After finishing “Coders at Work, “ more on that in a future blog post, and having little experience with non-RDBMS databases, I picked the book “Seven Databases in Seven Weeks” by Eric Redmond. The book appears to be of similar quality to it’s sibling “Seven Languages in Seven Weeks” by Bruce Tate.

The book starts out with the Postgres database. At the time of writing, this database wasn’t as popular as MySQL however it does make a good starting point as a baseline of comparison. It represents the “old guard” of databases. For most of the first week, I found that the first half of the first week was not of much interest to me. However, the fuzzy search extensions and full text search extensions caught my attention. I have always been aware that the capabilities existed, however, I never knew how they worked. Additionally the downloadable source code helped with creating a testing environment right out of the box. This was the same case for the “cube” extension/datatype. I found it very exciting to find out that you could do some rather interesting operations with multidimensional data and queries. I can’t claim that I’m an expert on using these features but its rather nice to have some hands on experience for it.

I don’t believe that having that content was the greatest value of the book.

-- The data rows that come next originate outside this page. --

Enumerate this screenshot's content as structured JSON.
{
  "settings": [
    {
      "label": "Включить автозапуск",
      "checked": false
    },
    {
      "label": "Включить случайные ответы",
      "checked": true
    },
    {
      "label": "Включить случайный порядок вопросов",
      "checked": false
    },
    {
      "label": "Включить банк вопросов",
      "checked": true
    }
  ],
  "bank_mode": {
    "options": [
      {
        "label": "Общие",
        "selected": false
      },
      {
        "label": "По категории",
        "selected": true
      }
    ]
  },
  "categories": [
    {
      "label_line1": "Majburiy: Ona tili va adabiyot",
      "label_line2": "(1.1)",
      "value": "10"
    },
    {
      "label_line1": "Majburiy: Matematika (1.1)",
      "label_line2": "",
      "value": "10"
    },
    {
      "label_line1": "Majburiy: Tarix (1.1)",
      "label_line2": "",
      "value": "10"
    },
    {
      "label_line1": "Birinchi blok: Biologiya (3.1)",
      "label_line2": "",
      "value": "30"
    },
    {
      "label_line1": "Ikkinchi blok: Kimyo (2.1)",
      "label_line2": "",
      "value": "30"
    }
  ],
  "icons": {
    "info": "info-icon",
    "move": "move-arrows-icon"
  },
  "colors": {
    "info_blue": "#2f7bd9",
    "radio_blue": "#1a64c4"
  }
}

I believe what gives the book the greatest value is that investigating more on the cube package it led me to finding an online directory of the available extensions. I found the Postgres Extension Network. How exciting is it to find a directory of extensions to a fairly standard database that allows you to do some cool things? You can find extensions to interact with JSON data, store bitmaps, keep key/value data, additional aggregation functions, weight averages (This is a VERY interesting addition), and even attempts to do a “connected regions” logic within data items. These are reusable components that others have created, and that I found that I could get the database to perform these actions rather than code them myself.